The Achaemenid empire was ended in 330 BC by Alexander of Macedon, who burned Persepolis to the ground. Ironically, fire may have preserved the tablets for posterity. The documents track the management of food in the empire by an agency like a civil supplies ministry. Being an essential service, its record covers homes of every class, from commoners to emperors. Once it is completely translated, this record could provide new insights into society in Iran about 500 BC, shortly after the founding of Persepolis, which are often masked or invisible in texts of high culture. 

Meanwhile, after decades of intensive efforts by scholars like Iravatham Mahadevan and Asko Parpola, the Indus script remains untranslated, and there is not even agreement among researchers about whether the characters seen on seals represent a language or are more like pictograms—perhaps trademarks or brands—or symbols that had meaning in commerce. In 2009, a project by University of Washington computer scientist Rajesh Rao had found that sequences of the script had the same cadence as the grammar of modern spoken languages. However, the fragments are so short that consensus is still elusive.

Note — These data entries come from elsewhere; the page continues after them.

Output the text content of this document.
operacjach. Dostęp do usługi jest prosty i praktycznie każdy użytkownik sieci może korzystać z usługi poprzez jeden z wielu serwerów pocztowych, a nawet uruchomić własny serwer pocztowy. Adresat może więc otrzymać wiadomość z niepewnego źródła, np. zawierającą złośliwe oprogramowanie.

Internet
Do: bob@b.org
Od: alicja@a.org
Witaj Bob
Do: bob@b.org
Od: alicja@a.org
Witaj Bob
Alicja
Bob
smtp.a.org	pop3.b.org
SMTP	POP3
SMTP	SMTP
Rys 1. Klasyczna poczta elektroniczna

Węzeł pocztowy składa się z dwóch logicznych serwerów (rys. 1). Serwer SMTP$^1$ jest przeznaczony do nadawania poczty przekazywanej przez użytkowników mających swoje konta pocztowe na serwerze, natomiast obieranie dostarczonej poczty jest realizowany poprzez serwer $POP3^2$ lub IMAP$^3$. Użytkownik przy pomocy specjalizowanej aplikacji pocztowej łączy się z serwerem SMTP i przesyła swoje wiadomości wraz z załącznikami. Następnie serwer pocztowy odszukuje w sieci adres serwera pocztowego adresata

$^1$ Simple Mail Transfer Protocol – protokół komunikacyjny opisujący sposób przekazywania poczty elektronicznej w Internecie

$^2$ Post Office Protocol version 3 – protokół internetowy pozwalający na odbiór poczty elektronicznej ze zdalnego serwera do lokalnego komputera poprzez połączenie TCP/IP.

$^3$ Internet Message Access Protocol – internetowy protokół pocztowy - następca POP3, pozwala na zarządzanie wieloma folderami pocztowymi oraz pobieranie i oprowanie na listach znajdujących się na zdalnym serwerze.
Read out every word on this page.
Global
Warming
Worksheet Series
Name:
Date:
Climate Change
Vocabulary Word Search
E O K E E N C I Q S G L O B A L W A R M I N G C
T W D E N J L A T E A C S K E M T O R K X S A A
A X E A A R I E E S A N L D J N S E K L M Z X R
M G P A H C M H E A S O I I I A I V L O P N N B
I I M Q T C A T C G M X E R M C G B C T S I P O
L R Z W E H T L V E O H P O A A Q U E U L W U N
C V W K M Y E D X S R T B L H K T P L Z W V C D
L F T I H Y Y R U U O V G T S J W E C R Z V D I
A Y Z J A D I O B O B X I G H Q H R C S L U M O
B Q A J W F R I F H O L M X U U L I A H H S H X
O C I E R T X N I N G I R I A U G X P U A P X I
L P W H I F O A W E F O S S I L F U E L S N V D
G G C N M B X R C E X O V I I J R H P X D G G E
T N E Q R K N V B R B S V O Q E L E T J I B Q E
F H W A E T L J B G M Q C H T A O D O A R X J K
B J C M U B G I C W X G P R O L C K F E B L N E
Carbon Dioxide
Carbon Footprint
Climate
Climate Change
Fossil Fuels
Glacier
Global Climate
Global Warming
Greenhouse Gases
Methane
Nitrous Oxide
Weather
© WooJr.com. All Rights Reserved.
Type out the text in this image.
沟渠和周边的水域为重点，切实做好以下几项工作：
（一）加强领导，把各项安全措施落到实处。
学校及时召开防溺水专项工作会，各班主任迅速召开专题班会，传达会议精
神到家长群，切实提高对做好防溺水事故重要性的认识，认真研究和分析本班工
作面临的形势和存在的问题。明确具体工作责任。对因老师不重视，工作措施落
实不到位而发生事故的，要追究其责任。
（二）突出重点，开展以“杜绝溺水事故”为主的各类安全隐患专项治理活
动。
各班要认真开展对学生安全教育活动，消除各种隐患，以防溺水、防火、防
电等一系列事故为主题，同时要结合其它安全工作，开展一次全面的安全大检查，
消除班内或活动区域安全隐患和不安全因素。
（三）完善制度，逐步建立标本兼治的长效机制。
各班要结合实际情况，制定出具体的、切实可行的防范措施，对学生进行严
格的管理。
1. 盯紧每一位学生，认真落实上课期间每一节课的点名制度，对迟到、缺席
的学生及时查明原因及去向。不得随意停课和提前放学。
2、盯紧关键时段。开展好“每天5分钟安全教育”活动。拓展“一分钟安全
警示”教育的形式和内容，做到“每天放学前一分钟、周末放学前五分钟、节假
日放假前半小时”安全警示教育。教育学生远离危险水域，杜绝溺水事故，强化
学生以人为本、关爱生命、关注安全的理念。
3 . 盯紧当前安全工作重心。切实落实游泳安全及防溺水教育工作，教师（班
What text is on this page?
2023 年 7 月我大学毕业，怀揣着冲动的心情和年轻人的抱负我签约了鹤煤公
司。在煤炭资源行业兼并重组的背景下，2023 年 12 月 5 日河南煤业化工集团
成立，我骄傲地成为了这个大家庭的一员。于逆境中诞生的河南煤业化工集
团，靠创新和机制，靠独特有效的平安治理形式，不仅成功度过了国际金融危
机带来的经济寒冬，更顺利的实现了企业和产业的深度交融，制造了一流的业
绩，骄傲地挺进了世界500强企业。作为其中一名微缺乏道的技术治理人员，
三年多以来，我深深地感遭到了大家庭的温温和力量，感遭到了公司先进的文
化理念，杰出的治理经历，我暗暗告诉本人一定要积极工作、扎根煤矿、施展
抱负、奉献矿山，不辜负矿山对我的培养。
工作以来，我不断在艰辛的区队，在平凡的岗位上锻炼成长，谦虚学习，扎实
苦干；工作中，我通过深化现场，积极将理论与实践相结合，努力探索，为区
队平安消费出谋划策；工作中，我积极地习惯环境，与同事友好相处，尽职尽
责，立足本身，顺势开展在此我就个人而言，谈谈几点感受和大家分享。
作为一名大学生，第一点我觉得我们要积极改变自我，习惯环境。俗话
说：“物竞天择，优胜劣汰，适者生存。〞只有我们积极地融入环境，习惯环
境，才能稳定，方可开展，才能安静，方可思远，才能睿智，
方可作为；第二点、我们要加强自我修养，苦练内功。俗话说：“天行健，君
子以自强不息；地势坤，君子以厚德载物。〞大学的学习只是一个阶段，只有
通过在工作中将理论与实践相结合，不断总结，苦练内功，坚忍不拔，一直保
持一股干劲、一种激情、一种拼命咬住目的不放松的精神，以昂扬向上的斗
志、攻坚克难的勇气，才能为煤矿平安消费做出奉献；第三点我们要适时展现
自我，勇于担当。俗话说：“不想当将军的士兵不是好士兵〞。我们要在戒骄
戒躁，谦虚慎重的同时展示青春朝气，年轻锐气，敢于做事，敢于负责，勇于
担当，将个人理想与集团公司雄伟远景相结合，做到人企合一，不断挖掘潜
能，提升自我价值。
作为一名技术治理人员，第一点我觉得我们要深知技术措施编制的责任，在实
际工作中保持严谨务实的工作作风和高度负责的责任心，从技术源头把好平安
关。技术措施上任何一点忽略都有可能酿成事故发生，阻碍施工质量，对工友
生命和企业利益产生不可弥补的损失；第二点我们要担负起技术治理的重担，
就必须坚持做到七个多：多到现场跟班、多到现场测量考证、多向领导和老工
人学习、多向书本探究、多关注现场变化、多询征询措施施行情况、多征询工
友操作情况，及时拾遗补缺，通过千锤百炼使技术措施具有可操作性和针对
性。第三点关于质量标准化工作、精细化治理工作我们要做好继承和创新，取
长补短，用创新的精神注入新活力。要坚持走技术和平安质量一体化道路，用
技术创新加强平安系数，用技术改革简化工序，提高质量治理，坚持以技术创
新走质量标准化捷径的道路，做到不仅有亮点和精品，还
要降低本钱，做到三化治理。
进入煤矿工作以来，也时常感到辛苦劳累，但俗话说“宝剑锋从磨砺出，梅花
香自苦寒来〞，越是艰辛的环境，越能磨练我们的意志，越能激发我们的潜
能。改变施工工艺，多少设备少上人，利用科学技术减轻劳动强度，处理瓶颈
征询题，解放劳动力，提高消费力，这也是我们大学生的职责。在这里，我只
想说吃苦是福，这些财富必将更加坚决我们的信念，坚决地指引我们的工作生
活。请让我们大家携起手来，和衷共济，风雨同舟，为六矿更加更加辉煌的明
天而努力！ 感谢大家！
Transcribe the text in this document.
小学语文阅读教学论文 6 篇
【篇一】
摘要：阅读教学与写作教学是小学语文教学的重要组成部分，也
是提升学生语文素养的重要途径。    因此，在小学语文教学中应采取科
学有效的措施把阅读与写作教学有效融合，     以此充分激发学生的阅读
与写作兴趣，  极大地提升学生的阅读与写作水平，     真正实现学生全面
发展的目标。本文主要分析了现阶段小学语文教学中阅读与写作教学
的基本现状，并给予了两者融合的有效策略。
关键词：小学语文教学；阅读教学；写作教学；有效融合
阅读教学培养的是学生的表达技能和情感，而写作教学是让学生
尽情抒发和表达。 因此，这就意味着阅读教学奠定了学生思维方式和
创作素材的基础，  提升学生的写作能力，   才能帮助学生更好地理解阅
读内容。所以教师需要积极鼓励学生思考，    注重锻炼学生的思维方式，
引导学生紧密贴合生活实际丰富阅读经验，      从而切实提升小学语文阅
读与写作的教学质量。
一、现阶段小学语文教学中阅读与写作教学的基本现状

Last month, a project titled ‘Ancient Script Digitization and Archival of Indus Valley Artifacts using Deep Learning’ started to not attempt to solve the Indus script problems, but to set it up so others can try to solve it. Like the Persepolis project, this one also looks for patterns in about 1,000 images of Harappan seals. The difference is obvious: machine learning depends on huge volumes of data to train on, and the data from Persepolis is about 25 times the volume of data from Harappa. The latter is also more remote in time; absolutely nothing is known about the script or the language it encodes. But the prize would be huge, opening the door to a complete understanding of one of the world’s oldest riverine civilisations. It’s also politically fraught, and would sharpen the battle over the fiction of ‘authentic’ Indian identity. 

Meanwhile, researchers at the University of Cologne have used the old-fashioned way to partially decipher the ‘unknown Kushan script’, one of the official languages of the Kushan empire, which propelled Buddhism out of India into the world. The script was discovered over 70 years ago but has remained undeciphered. Several short inscriptions were found in Tajikistan, Afghanistan and Uzbekistan, but remained inscrutable.

Decipherment was achieved following the discovery of two Rosetta Stones—a trilingual text in Gandhari, Bactrian and ‘unknown Kushan’ in Afghanistan and a bilingual one in Bactrian and ‘unknown Kushan’ near Dushanbe. However, the decipherment is only partial and took decades after the script was encountered. Perhaps handing over part of the problem to AI could speed up the job.

Specialised AI and machine learning tools will soon be everywhere. The decipherment of ancient scripts, hitherto the province of language specialists, cryptologists and puzzle fiends, is a fairly obscure area in human knowledge, but AI has enormous scope even here. AI tools will have great applications in mainstream pursuits where volumes of data are involved, like medicine. Clinicians and researchers rely as much on statistics as on physics and chemistry to steer both individual treatment and mass health campaigns, and machines are getting better than humans at some of the work leading to diagnosis and planning treatment. Radiological tools, for instance, are impressive at reading X-ray images. And simulators for inserting dental implants make the process very accurate.

Elsewhere, AI would be useful in managing flow problems, which requires dynamic response. Green-lighting automobile traffic (drivers encounter only one red light on a route) has been a target of automation from the 1980s, to reduce congestion and air pollution. It is done using feedback loops, but AI would make it more responsive to changing traffic patterns. Such limited, specialised applications would bring AI to almost all sectors of economy. They would be more useful than general intelligence, and would not raise fears of machines gaining independence and surpassing humans.